Today was another big day - almost 30km. In fact, in the past three days, we’ve walked over 90km. And in keeping with our friend Charles’ dictum that when camping or travelling you spend an inordinate amount of energy trying to ensure that a small number of things don’t get wet, lost or broken, Sarah is unhappy to report that she has managed to lose one of her two t-shirts since yesterday! However, in general we’re very well and happy!

After dinner yesterday, we enjoyed sitting out in the warm summer evening and the gorgeous light on the stone walls.





We fed this very appealing small flock of sheep with fallen apples, which their owner had done too!





After a lovely quiet night, we were on the road more or less at dawn (which in Spain at this time of year is just after 7am).





The morning air was cool but you could feel the heat already latent in it, and there were many wild flowers on the higher plains. Sometimes we lose all track of what day it is and have trouble remembering where we stayed even two nights ago. I don’t think it’s Enlightenment exactly, but there’s certainly something about this practice that keeps you vividly present. This gave rise to the first of the day’s haikus!

Purple heather, small
Yellow gorse, sky traced with cloud
And flightpaths, blurring.





We were conscious that later today our Primitivo route would join with the much busier Camino Frances, so we wanted to savour the quiet morning paths.







The city of Melide came into view which is the point of joining.



When we arrived in town, we met René, an American pilgrim who has been with us since our first stage at Grado. This is the church at Melide, around which was a bustling Sunday market.

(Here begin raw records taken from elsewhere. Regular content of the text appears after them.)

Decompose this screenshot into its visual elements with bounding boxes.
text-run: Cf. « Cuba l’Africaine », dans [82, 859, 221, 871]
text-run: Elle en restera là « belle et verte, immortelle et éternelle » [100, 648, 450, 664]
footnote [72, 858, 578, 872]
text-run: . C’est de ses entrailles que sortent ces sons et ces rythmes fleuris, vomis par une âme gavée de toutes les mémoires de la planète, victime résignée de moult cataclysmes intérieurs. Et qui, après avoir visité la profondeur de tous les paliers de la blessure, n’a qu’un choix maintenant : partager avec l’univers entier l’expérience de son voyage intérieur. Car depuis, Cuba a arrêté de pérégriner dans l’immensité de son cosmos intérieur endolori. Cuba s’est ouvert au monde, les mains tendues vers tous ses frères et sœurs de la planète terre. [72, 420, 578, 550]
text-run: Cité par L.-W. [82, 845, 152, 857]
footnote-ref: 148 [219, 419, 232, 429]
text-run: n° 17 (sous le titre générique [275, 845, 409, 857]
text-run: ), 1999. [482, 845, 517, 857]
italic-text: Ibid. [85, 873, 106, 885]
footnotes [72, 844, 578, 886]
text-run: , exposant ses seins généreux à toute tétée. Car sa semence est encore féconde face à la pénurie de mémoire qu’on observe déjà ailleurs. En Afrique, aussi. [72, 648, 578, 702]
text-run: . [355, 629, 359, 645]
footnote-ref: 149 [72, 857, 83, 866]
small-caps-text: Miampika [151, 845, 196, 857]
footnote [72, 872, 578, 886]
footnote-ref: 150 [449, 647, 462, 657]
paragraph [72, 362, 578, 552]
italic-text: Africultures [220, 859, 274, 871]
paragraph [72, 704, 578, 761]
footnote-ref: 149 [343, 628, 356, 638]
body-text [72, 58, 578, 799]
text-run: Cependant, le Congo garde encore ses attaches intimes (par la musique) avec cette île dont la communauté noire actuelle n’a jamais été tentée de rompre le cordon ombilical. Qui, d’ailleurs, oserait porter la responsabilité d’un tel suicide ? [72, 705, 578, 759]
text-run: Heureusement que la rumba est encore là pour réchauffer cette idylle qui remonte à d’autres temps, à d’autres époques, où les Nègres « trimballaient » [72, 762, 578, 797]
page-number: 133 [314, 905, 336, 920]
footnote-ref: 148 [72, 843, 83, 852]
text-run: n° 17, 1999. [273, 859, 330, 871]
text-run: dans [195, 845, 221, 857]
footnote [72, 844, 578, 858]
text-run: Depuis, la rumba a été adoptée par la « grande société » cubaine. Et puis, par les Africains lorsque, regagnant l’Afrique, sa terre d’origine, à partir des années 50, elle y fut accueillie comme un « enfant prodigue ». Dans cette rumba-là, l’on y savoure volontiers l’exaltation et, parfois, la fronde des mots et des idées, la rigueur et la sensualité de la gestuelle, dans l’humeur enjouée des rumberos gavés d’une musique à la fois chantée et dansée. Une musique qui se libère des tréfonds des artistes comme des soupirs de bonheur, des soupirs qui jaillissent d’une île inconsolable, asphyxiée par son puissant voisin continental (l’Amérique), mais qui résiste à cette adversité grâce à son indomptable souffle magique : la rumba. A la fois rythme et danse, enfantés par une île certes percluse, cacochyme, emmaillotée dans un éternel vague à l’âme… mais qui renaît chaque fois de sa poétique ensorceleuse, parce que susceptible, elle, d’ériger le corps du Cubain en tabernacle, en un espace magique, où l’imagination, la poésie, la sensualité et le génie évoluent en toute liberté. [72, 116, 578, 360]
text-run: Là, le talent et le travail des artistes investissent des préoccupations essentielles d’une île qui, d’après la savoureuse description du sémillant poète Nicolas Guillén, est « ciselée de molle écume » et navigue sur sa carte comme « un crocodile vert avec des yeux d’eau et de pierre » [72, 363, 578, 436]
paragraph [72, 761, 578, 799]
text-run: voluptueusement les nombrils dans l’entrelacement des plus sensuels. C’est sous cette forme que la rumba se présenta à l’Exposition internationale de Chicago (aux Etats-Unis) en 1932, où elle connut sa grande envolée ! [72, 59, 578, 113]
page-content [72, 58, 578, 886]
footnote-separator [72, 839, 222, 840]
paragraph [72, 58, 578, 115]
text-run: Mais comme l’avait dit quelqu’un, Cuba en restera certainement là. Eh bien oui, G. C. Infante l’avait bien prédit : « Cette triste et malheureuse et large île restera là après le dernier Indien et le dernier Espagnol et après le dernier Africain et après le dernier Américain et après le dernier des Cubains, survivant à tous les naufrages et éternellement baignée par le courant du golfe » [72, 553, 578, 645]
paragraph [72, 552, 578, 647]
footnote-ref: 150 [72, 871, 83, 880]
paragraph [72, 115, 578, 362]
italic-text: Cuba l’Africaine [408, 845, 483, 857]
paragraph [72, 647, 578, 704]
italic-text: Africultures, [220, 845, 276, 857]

And indeed it was incredible how busy things suddenly felt, a positive pilgrim highway heading out of town with lots more large groups and noisy banter. Hence, this second haiku!

Confluence of ways, 
Turbulence of rhythm, sound.
Now open your heart.

It was very hot, and any cafe with tables under trees attracted thirsty walkers.



We went pretty well given heat and blistered feet, but the cool water of the river at Ribadiso was balm!





And the medieval bridge was pretty great too!



At Ribadiso we could have stopped for the night at this albergue. 



But we decided to get another 3km under our belt to make tomorrow’s stage easier. But first a very large bocadillo strengthened our legs.



So now we are at Arzua, about 40km from Santiago. We are in another restored stone Municipal albergue and plan to walk a shorter stage tomorrow so we can meet up with Alba and others who are a few kilometres behind us. We hope to walk into Santiago and celebrate together.